「勝てるかといわれたら分からないですけど、チームとして良いゲームができていたので、何とか勝ちたかったですけどね」
 
 残り10分で同点ゴールを許し、ドルトムントとの上位対決を1-1で終えた原口は、この試合をそう振り返った。
 
 日本代表として2試合ともにフル出場し、33000キロという長距離移動を経てドイツに帰ってきた原口だが、この試合でもフル出場を果たした。
 
 過密日程でコンディションも心配された原口だが、ダルダイ監督からの厚い信頼が示されたかたちだ。原口もその期待に最低限、応えたと言えるだろう。
 
 この試合で記録した走行距離は、チーム3位の11.15キロ、スプリント数は両チーム通じて最高の35本と、運動量では疲れを感じさせないどころか、両チーム最高レベルの動きを見せた。
 
「キツかったのはキツかったですけど、いつもキツいので、特別今日がめちゃくちゃキツいとかはなかったです。良いリカバリーもできていたので。まぁ、よく90分動けたなとは思いますけど」というのは、過酷な日程での戦いを強いられた原口の率直な本音だろう。
 
 ヘルタはいつも通り、守備から試合に入った。ドルトムントにボールを持たせながらもチャンスはほとんど作らせず、前半はドルトムントに2本のシュートしか許さなかった。
 
 一方、攻撃では原口のプレーからチャンスを作った。17分には原口のグラウンダーのクロスからエスバインがシュートを放ち、29分には原口の浮き球スルーパスに抜け出したシュトッカーがシュート。32分にも原口のパスからエスバインがシュートを放った。
 
 パスの出し手として攻撃を活性化させた原口だが、本来は自らが裏に抜け出す役割に回りたかったところ。しかし、動き出しに対してチームメイトからボールが出てくるシーンはほとんどなく、まともなシュートも後半にカットインから放った1本に止まった。
 
 51分にはシュトッカーのゴールで先制したヘルタだが、ドルトムントが圧力を強め、ピンチを迎える。75分にはクロスボールのこぼれ球から香川がシュートを放つと、これが原口の左手に当たりドルトムントにPK。故意ではないが、身体から離れた左手がシュートを阻んでしまったため、仕方のない判定だった。
 
「PKを取られてしまい、またかよ、と思いましたけど。
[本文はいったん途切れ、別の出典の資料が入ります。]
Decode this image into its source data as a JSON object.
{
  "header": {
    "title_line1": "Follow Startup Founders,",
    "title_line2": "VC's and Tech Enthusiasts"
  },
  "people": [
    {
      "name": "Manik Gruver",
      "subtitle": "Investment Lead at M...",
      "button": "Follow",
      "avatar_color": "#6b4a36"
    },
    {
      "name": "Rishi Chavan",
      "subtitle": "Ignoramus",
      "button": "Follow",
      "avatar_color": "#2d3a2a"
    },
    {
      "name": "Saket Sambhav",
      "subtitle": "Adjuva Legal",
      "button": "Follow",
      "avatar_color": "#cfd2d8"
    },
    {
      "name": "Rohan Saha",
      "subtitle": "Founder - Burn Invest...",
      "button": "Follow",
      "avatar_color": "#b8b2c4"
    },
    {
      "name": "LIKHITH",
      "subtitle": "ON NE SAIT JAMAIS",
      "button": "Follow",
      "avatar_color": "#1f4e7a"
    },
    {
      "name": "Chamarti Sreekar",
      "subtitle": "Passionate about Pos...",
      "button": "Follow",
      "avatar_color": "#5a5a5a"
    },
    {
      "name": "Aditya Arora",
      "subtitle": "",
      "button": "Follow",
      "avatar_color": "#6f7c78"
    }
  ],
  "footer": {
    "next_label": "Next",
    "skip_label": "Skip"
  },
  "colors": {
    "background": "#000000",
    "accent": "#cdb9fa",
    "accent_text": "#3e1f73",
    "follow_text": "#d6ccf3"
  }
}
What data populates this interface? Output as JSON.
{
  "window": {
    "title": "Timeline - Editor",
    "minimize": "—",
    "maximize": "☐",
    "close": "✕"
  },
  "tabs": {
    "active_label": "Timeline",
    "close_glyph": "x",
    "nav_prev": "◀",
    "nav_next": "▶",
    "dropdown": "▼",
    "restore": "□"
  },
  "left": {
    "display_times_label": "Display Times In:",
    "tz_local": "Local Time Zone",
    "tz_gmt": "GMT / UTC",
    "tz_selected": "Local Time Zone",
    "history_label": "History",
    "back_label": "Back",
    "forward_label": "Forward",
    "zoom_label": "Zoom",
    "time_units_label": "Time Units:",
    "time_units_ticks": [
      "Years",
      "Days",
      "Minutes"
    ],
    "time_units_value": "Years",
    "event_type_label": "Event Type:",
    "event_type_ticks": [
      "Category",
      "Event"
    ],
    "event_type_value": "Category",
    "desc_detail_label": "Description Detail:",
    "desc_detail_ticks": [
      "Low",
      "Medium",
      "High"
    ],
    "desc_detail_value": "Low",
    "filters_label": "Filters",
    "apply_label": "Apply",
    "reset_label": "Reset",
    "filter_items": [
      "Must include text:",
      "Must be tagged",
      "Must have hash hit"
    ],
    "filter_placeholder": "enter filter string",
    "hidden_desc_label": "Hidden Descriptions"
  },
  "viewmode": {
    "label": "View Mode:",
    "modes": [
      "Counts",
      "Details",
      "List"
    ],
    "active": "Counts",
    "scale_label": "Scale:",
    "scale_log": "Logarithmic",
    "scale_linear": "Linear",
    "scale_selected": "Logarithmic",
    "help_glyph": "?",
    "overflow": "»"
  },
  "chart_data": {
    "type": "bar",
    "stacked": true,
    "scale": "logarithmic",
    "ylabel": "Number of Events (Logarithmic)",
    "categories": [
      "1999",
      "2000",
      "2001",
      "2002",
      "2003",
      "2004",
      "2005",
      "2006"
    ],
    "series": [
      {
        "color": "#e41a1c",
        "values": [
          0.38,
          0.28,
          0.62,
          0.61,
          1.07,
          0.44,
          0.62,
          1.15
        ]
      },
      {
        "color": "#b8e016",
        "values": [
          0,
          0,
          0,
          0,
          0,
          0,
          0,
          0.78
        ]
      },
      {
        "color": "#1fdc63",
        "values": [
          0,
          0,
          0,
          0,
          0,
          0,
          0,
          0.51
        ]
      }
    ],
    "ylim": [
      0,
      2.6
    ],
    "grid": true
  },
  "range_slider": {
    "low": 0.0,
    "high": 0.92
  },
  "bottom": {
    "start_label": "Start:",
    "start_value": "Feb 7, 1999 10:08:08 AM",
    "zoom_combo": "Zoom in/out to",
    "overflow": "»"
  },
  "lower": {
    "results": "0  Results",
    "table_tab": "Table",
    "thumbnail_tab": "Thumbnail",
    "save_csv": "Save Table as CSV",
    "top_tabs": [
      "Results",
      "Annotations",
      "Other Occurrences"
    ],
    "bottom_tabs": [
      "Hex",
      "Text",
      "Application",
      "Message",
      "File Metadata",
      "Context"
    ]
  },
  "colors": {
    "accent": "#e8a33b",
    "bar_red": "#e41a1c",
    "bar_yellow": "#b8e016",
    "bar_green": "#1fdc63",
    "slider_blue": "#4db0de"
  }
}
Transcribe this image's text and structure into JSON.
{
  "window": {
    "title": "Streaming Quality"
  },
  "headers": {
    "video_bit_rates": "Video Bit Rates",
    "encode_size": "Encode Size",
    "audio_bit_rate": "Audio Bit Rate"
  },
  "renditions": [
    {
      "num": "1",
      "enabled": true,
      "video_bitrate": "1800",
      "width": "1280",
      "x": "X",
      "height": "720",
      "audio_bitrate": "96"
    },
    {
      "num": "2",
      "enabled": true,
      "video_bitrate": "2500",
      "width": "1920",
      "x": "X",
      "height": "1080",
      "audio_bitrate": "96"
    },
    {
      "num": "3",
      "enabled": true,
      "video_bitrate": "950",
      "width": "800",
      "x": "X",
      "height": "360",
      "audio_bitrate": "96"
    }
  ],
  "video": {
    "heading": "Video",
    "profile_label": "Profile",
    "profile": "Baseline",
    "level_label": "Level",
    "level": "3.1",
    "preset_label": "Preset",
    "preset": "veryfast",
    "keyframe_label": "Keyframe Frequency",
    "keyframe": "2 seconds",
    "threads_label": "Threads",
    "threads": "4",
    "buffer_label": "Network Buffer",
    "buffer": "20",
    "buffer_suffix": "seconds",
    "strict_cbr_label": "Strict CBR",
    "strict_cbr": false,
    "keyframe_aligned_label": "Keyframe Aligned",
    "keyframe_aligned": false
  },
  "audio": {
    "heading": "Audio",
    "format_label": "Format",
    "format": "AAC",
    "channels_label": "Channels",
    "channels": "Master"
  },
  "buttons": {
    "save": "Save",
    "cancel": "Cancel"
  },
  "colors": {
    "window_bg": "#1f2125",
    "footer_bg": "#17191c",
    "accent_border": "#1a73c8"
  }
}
でも、どうしようもないんでね。代表戦(オーストラリア戦)は僕のミスだったけど、今回のは当たってしまったという感じなので」
 
 しかし、このPKをGKヤルステインがセーブ。「2試合連続なので、あれを決められたら結構キツかったですけどね。なので、助かったというか……」と、ほっと胸を撫で下ろした。
 
 GKの好セーブでなんとかドルトムントの攻撃を凌いだヘルタだが、80分にデンベレのクロスからオバメヤンが同点ゴール。原口もこの2人のクオリティーには「なかなか防ぎきれるものではない」と言うしかなかった。